I was recently asked by one of my board members if we asked people who dropped out of services why they left. I had to admit that we didn’t do that. Like most, we conduct a very large client satisfaction survey annually and get good feedback from clients and parents of children in treatment.
We also conducted a referral source satisfaction survey for many years, but seldom got any good actionable feedback. Mostly we got the same complaints from the same people every year, who did not like some of our policies.
Always one to blame the patient, Freud believed that premature termination of psychoanalysis was generally related to being unsuitable for therapy, due to insufficient intelligence, the presence of psychosis, socioeconomic factors, or an early and dramatic manifestation of resistance that could not be overcome or worked through.
Freud said, “The patient now regards the analyst as no more than a stranger who is making disagreeable demands on him and he behaves towards him exactly like a child who does not like the stranger and does not believe anything he says.
Studies back in the 1950s indicated that 30% to 60% of those who initiated psychotherapy terminated within the first six months and the modal number of visits for psychotherapy often ranged from one to three visits.
By the 1980s, conventional wisdom was that about one-third of clients would be premature terminators. In 2012 Joshua Swift from the University of Alaska conducted a meta analysis and found a 20% drop out rate among adults in psychotherapy.
In 1974 Stanley P. Rosenzweig, From the Veteran Aministration's (VA) Clinic in Boston, examined dropout rates for group psychotherapy in a VA clinic setting.
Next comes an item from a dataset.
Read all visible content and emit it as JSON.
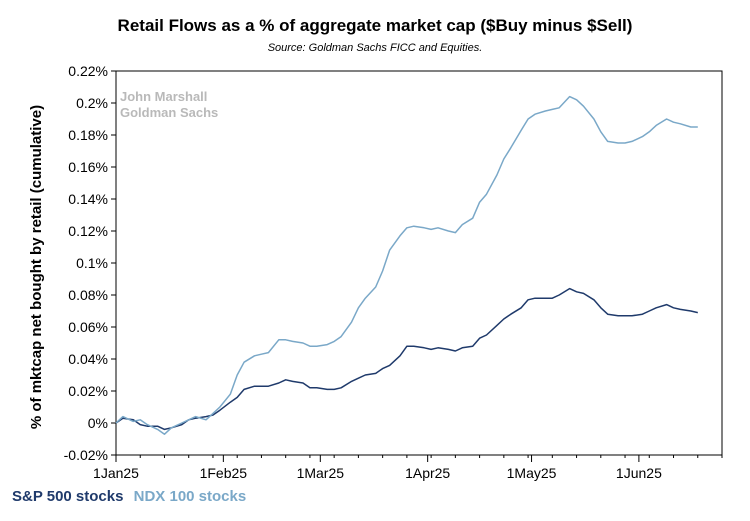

He looked at a number of patient and therapist variables but only found that lower levels of education were associated with higher dropout rates.
A 2007 Brazilian study, by Simone Hauck from the Hospital de Clinicas de Porto Alegre and her associates, examined a sample of psychoanalytic psychotherapy patients. They found a modest dropout rate of only 12.5%. They concluded that the severity of psychopathology alone didn’t predict dropout, but patients with lower levels of insight, and immature defenses, especially narcissistic, had higher premature termination rates.
In a 1985 study, Marie Greenspan and Nancy Kulish from the Northland Clinic in Southfield Michigan studied the characteristics of 273 cases of “premature terminators” from long term psychotherapy. They found that PhD psychologists had lower rates of premature terminators than MD or MSW therapists. Also therapists who had undergone personal therapy tended to have lower rates of dropouts. Higher dropout rates were also seen in patients who were Afro-American, had complaints of family or marital discord, were diagnosed as “depressive reactions” and were not middle-aged.
In 1987 Anna Kokotovic and Terence Tracy from the University of Illinois looked at therapy dropouts from a University Counseling Center and found that client satisfaction and the client’s perception of the therapist’s trustworthiness and expertise were associated with keeping scheduled appointments. Therapist attractiveness and client-therapist agreement on problem identification were unrelated to appointment keeping.